Salutes and social distancing at Darlington’s Memorial Day ceremony
By Samantha Lyles
Though things definitely looked a little different at this year’s Memorial Day observance, with many folks wearing face masks and groups of people sitting several feet apart on the Darlington County Courthouse grounds, the spirit of the occasion was unchanged.
Veterans, their families, and appreciative citizens gathered on a windy Monday morning to pay their respects to America’s military veterans, especially those who gave their lives to defend our nation.
Dennis Jenkins of Darlington American Legion Post 13 expressed gratitude to the modest audience, largely comprised of senior citizens, for leaving their homes during the COVID-19 pandemic, and he urged them to observe social distancing guidelines for safety’s sake. He opened the program by reading “Memorial Day,” a poem written in 1919 by Annette Wynne.
“Is it enough to think today of all our brave, and then put away the thought until a year has sped? Is this full honor for our dead?” Jenkins read. “Is it enough to sing a song and deck a grave, and all year long forget the brave who died that we might keep our great land proud and free?”
Keynote speaker Capt. Ronald S. Abrams Jr., currently Commander of the Florence Army Recruiting Company, focused his remarks on three of the Army’s core values: selfless service, honor and personal courage.

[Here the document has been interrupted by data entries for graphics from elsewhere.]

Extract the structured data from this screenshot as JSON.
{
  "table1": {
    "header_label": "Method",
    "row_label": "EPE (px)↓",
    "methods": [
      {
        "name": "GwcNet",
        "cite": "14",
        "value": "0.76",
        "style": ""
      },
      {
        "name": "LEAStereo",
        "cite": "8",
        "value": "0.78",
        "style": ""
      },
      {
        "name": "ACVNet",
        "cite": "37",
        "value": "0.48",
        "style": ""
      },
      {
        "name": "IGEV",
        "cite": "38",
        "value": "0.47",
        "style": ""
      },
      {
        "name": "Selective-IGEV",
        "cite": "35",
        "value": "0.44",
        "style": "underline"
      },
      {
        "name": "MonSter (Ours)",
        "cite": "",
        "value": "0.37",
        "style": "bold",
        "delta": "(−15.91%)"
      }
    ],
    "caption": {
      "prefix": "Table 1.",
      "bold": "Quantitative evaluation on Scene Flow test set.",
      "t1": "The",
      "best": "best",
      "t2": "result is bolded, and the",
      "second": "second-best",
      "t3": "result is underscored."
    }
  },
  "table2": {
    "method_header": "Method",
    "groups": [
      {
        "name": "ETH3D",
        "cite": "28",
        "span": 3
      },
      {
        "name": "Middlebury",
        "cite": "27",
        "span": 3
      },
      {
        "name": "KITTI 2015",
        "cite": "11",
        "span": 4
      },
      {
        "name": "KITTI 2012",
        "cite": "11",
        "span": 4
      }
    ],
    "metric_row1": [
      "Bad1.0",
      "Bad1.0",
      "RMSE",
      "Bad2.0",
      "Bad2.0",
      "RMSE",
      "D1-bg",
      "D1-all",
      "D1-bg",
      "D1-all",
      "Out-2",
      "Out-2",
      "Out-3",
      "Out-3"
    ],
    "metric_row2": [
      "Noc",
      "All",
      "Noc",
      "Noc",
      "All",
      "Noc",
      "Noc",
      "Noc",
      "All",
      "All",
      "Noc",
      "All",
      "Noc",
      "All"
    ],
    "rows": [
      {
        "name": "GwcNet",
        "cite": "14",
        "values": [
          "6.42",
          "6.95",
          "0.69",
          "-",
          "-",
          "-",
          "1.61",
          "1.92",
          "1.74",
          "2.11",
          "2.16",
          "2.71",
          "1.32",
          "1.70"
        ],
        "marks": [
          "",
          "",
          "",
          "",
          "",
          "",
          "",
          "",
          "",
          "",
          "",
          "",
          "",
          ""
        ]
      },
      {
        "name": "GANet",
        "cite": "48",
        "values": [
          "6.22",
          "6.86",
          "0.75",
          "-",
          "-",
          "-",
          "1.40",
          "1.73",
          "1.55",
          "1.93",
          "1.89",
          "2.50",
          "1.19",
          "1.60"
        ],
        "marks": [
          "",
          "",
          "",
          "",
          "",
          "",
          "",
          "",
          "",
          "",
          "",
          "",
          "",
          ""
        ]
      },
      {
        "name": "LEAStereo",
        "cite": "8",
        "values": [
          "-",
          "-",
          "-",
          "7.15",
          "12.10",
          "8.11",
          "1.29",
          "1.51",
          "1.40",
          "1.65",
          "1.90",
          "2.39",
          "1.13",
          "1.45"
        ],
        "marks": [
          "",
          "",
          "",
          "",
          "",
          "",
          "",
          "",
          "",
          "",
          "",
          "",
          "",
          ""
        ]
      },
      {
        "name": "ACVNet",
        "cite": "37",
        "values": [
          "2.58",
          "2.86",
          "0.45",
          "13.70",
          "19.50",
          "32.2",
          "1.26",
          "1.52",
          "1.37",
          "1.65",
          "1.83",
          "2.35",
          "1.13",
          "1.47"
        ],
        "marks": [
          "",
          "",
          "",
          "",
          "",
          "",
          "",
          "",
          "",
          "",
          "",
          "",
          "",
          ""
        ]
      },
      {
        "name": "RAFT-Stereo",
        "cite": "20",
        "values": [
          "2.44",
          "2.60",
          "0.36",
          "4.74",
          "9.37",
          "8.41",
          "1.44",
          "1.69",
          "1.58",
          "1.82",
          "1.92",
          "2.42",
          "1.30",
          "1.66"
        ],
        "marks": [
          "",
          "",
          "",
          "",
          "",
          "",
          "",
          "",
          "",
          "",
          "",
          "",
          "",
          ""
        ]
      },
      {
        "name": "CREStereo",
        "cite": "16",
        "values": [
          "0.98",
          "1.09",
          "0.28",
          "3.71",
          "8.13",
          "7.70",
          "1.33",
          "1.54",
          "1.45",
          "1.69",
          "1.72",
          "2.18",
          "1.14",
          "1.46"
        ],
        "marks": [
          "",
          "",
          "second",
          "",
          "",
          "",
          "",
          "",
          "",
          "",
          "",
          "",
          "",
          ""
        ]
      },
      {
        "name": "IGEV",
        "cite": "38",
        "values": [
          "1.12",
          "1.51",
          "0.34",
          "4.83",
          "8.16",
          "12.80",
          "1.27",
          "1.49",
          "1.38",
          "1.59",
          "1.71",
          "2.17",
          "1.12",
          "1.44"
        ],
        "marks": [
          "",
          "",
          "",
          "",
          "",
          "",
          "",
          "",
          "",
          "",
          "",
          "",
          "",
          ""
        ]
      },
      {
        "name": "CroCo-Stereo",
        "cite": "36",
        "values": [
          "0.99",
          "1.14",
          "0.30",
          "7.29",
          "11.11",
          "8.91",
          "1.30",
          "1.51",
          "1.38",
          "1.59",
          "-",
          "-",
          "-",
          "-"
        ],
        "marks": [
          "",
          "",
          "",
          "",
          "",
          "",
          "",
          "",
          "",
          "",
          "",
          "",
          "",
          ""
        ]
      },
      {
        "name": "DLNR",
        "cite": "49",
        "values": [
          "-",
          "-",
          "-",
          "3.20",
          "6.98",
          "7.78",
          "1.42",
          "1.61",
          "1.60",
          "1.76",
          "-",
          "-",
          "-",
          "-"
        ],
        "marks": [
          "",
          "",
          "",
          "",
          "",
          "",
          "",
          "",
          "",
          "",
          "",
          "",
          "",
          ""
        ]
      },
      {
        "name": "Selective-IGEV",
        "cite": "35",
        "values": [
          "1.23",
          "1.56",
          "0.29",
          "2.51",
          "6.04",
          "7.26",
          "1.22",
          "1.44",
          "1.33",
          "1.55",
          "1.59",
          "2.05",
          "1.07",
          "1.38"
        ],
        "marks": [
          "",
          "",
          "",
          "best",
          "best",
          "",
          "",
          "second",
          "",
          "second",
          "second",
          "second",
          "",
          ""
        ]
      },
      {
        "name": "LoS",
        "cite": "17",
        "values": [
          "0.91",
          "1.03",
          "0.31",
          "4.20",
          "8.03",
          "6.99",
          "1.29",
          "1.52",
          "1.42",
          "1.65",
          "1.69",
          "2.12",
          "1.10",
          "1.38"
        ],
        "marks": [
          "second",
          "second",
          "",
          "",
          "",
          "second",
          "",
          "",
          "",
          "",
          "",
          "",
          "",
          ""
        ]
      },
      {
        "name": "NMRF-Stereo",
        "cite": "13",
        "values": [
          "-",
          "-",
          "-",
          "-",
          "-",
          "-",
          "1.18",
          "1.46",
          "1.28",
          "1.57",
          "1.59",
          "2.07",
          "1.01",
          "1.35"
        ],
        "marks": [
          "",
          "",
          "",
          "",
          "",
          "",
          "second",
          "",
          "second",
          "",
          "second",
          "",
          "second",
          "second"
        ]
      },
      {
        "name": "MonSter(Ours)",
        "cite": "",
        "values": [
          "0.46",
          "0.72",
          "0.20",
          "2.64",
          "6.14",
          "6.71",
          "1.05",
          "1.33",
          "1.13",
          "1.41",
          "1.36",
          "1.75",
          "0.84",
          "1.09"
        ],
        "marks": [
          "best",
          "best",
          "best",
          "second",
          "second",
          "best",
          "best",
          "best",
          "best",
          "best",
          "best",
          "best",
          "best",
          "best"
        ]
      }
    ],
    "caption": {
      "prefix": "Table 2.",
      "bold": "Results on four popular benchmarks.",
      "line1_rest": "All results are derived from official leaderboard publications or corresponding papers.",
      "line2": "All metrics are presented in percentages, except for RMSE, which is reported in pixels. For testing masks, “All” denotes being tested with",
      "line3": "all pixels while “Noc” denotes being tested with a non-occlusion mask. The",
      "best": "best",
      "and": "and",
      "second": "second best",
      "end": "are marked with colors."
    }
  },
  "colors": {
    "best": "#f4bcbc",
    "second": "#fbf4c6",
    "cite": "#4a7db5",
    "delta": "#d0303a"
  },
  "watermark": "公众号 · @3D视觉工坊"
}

Abrams suggested that Memorial Day was an ideal occasion for introspection, a time to evaluate how to incorporate those traits into our personal conduct.
“Those values are ways our fallen heroes can instruct us to make our world a better place,” Abrams said.
He observed that every person bears some of the responsibility for keeping our nation prosperous, free, and civil, and warned against “self-serving behaviors” that break down the fabric of families, communities, and the nation.
“It would be an understatement to say we live in interesting times. We just have to look at each other — wearing masks, social distancing yourselves — to realize that as difficult as it’s been over the last few months, as it has been for every American, Memorial Day is an excellent time to reflect on our faith and our values,” said Abrams.
Abrams shared that his decision to pursue a military career was largely due to his father, Major Ronald Abrams Sr., who served 24 years in the Air Force Reserves and loved watching NASCAR events at the Darlington Raceway. Abrams described his dad as “a fighter” and likened his “too tough to tame” spirit to homegrown heroes like WWII flyer Lt. William Farrow and fallen police officer Terrence Carraway.
The Memorial Day program included a musical salute to each branch of the military service. Veterans stood, saluted, and were recognized as official songs of the Army, Navy, Air Force, Marines and Coast Guard rang out. In closing, the Darlington Fire Department slowly rang a bell – a somber remembrance of the fallen and honored dead.